SambaNova Systems, an artificial intelligence (AI) driven software, hardware, and solutions platform provider has unveiled new seismic analysis capabilities for oil and gas discovery. Seismic analysis, a common process used to identify oil and gas deposits, can successfully identify deposits that represent billions of dollars in potential profit for oil, gas, and energy producers.
“Deep learning computer vision models improve and accelerate the analysis of seismic data by capturing high dimensional information that uncovers the resource patterns that experts need to identify,” said Rodrigo Liang, CEO and co-founder, SambaNova Systems. “These patterns enable more accurate discovery predictions while simultaneously speeding up the seismic analysis process to as little as one week.”
Correctly predicting the location of oil and gas accumulations is time-consuming and complex, involving highly- trained specialists who need to analyze hundreds of km3 of geospatial image data. The accuracy of the predictions is critical, as an incorrect prediction could represent billions in missed opportunities and a wasted capital investment of $100M or more.

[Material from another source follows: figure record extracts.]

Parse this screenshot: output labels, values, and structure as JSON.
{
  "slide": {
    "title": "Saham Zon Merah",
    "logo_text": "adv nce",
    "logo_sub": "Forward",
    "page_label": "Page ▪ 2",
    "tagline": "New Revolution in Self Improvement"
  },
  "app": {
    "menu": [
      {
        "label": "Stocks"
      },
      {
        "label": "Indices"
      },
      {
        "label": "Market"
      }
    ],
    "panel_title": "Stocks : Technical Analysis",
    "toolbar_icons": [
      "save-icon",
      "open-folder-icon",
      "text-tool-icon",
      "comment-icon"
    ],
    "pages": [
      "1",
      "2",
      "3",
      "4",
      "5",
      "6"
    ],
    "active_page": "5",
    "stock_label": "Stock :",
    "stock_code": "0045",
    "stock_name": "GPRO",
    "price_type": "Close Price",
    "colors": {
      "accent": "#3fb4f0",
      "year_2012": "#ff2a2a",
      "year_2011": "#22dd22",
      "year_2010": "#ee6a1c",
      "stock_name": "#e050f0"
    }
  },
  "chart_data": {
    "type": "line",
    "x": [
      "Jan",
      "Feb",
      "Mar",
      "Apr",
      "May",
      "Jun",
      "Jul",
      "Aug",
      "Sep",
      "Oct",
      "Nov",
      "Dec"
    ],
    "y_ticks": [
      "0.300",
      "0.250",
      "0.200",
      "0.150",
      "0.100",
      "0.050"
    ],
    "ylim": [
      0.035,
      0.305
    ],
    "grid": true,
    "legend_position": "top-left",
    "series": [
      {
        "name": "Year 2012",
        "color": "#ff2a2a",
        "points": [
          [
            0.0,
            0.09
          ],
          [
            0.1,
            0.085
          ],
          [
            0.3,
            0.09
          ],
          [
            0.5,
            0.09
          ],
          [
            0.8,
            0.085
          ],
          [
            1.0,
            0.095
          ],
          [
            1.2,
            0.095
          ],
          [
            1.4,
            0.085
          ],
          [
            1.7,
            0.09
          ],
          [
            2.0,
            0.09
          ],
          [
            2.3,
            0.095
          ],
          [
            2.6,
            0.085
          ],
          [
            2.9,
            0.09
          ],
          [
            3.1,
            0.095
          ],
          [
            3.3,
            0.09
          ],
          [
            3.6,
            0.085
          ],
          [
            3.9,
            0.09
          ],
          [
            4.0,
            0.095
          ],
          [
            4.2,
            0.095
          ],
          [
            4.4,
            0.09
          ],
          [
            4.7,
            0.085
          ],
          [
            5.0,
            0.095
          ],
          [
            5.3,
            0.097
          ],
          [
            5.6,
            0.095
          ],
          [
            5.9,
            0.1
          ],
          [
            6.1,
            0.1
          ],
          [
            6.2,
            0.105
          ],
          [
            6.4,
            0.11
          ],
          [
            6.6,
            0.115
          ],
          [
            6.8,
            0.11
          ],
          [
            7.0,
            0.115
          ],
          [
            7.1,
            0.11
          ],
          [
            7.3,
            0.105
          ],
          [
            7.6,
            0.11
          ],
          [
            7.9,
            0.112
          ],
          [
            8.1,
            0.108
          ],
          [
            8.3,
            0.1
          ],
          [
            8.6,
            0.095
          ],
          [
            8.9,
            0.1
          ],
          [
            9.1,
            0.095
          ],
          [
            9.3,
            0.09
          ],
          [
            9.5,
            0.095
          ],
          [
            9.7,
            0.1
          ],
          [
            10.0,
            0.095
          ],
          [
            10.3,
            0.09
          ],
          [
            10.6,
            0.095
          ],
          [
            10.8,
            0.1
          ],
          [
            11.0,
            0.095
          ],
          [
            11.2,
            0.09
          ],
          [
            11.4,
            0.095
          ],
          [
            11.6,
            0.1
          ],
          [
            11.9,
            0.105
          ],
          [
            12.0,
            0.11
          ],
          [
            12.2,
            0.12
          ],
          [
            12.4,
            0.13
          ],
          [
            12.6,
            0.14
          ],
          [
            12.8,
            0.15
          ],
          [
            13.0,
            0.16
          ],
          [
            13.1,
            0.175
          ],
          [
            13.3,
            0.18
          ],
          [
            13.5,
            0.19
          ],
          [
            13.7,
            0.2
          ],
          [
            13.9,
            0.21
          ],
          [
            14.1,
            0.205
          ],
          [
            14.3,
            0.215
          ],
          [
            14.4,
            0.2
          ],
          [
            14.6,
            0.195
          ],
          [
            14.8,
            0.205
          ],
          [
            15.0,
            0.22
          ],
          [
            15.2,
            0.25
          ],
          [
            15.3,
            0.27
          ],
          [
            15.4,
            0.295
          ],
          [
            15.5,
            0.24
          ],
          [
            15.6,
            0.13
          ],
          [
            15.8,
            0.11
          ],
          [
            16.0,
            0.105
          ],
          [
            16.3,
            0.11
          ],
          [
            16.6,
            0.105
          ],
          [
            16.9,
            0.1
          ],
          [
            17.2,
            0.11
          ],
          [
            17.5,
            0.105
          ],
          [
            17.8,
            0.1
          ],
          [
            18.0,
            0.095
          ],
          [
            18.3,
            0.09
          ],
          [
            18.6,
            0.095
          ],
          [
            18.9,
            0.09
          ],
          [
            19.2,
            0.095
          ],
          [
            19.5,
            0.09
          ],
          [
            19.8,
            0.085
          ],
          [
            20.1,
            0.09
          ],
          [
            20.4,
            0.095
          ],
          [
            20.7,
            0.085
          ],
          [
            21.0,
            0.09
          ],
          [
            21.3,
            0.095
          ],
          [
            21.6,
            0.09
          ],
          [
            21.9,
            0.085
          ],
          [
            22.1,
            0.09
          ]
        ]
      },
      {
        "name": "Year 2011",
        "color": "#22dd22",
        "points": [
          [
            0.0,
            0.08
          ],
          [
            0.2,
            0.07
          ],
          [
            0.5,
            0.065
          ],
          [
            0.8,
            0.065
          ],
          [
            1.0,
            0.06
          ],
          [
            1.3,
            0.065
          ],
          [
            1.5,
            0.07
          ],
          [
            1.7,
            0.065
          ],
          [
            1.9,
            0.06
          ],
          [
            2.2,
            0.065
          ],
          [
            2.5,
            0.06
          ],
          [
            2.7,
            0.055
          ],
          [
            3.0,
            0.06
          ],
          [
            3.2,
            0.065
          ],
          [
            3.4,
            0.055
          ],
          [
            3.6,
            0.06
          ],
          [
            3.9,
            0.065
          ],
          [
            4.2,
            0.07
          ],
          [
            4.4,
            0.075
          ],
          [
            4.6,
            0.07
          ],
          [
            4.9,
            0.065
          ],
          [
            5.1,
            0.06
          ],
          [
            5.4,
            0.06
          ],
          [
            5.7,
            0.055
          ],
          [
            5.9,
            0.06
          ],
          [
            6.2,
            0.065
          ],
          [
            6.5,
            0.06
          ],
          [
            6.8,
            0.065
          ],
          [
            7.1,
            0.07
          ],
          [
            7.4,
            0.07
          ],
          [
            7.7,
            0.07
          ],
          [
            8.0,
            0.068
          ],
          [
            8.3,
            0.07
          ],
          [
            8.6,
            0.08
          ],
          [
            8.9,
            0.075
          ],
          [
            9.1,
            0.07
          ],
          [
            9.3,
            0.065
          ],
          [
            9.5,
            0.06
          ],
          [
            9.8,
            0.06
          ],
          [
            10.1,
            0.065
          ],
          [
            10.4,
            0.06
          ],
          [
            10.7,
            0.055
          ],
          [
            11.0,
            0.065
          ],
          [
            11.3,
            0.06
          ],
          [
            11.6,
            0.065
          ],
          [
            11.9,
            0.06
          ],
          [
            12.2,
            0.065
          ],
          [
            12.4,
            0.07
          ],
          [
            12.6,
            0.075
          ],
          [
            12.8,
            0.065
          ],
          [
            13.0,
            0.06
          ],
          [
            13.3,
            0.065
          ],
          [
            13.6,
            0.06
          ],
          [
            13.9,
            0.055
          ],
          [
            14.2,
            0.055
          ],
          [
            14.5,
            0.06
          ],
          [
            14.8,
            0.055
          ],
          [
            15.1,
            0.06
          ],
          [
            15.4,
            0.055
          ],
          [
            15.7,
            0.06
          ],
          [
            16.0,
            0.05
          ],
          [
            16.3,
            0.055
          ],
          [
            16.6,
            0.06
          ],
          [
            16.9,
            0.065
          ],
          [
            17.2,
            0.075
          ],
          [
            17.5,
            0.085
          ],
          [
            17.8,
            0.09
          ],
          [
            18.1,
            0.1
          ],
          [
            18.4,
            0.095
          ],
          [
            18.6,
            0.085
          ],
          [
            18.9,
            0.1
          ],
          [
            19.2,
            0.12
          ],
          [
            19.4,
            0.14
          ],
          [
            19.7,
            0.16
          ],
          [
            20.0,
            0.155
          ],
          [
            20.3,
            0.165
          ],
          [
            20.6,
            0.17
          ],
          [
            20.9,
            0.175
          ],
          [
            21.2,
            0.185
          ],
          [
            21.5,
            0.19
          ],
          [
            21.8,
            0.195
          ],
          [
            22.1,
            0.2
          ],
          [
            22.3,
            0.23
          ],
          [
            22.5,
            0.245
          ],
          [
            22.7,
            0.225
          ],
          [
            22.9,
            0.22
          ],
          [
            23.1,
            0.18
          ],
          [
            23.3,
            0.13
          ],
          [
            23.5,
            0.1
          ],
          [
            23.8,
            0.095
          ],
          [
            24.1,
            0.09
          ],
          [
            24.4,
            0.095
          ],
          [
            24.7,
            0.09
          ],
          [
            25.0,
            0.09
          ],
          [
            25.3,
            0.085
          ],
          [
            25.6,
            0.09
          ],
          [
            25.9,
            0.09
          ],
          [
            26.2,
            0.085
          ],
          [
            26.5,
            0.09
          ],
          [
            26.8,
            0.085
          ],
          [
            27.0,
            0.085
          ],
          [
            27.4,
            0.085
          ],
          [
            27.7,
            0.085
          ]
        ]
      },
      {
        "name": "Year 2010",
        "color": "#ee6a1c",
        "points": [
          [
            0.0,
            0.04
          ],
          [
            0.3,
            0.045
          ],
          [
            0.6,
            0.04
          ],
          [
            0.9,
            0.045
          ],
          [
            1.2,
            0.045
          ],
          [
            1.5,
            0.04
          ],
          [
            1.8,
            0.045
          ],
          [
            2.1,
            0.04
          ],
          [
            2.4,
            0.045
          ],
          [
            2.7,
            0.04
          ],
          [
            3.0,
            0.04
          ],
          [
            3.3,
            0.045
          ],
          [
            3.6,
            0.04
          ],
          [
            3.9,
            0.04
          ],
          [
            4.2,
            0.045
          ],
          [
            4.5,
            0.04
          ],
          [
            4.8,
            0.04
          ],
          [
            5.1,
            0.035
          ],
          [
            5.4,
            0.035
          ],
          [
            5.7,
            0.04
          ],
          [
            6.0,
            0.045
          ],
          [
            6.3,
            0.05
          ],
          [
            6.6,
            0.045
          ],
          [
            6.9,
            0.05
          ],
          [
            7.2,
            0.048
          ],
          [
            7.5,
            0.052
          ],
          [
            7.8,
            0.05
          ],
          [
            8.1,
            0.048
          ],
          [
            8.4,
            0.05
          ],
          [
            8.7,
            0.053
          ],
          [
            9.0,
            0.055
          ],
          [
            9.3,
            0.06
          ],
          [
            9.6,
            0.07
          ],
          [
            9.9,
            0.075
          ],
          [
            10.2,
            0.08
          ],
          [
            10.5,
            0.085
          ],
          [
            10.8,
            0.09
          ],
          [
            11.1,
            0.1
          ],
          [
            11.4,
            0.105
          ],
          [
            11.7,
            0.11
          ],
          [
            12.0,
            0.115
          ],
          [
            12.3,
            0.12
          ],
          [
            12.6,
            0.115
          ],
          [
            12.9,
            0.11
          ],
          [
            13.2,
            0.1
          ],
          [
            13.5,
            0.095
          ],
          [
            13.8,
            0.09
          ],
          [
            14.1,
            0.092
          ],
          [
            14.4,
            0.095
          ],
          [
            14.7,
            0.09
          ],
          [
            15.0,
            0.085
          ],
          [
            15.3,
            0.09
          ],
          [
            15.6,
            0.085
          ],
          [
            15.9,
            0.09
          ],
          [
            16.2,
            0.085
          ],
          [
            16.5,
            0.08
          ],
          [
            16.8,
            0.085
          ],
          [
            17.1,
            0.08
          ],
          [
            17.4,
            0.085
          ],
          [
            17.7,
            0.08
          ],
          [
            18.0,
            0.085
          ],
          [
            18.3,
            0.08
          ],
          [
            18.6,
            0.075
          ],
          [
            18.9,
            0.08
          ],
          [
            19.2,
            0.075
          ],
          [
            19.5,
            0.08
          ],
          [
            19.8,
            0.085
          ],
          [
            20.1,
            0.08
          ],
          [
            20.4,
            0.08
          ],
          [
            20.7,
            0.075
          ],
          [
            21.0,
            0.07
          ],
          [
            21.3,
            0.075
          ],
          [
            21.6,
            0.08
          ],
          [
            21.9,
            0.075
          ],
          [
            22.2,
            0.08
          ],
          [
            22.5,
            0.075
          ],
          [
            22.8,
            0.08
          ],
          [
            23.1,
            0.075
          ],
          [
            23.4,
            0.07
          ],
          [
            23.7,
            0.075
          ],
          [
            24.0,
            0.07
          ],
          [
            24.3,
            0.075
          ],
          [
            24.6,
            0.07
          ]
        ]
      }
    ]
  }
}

Marshall Choy, SVP Product at SambaNova Systems, added: “The hardware available today was not designed to handle complex AI workloads and the size requirements of global oil and gas companies. SambaNova provides an integrated AI hardware, software and services offering that can handle the largest 3D networks that users want for geologic study and exploration.”
SambaNova's new DataScale software has several benefits, according to the firm. First, its computer vision models are designed to improve and accelerate seismic analysis. The amount of specialised labelled data available necessary to train seismic analysis computer vision models is limited. The labelling process is complex and requires experts who can recognise and label the 3D features critical to seismic analysis and prediction. Most organisations do not have the necessary data needed to train the computer vision models for the seismic analysis process.
SambaNova accelerates the time-consuming model training process by reducing the labelled data required to train a model by 97.6%, while simultaneously resulting in more detailed 3D features that improve the accuracy of the analysis. GPU-based AI infrastructures are not able to analyse high-resolution 3D images, which impacts accuracy. SambaNova's large 3D networks overcome limitations by leveraging multi-scale, 3D correlations that identify the most relevant features in the data to improve the quality of the predictions.
“This is a pivotal time for the oil and gas sector, with uncertainties about energy sources, public demand and business models,” said Liang. “To manage project costs, it is critical to leverage Foundation Models and LLMs to reduce cycle time. SambaNova has demonstrated the ability to rapidly generate training data examples faster and with the highest accuracy, resulting in reduced project costs and more accurate analysis.”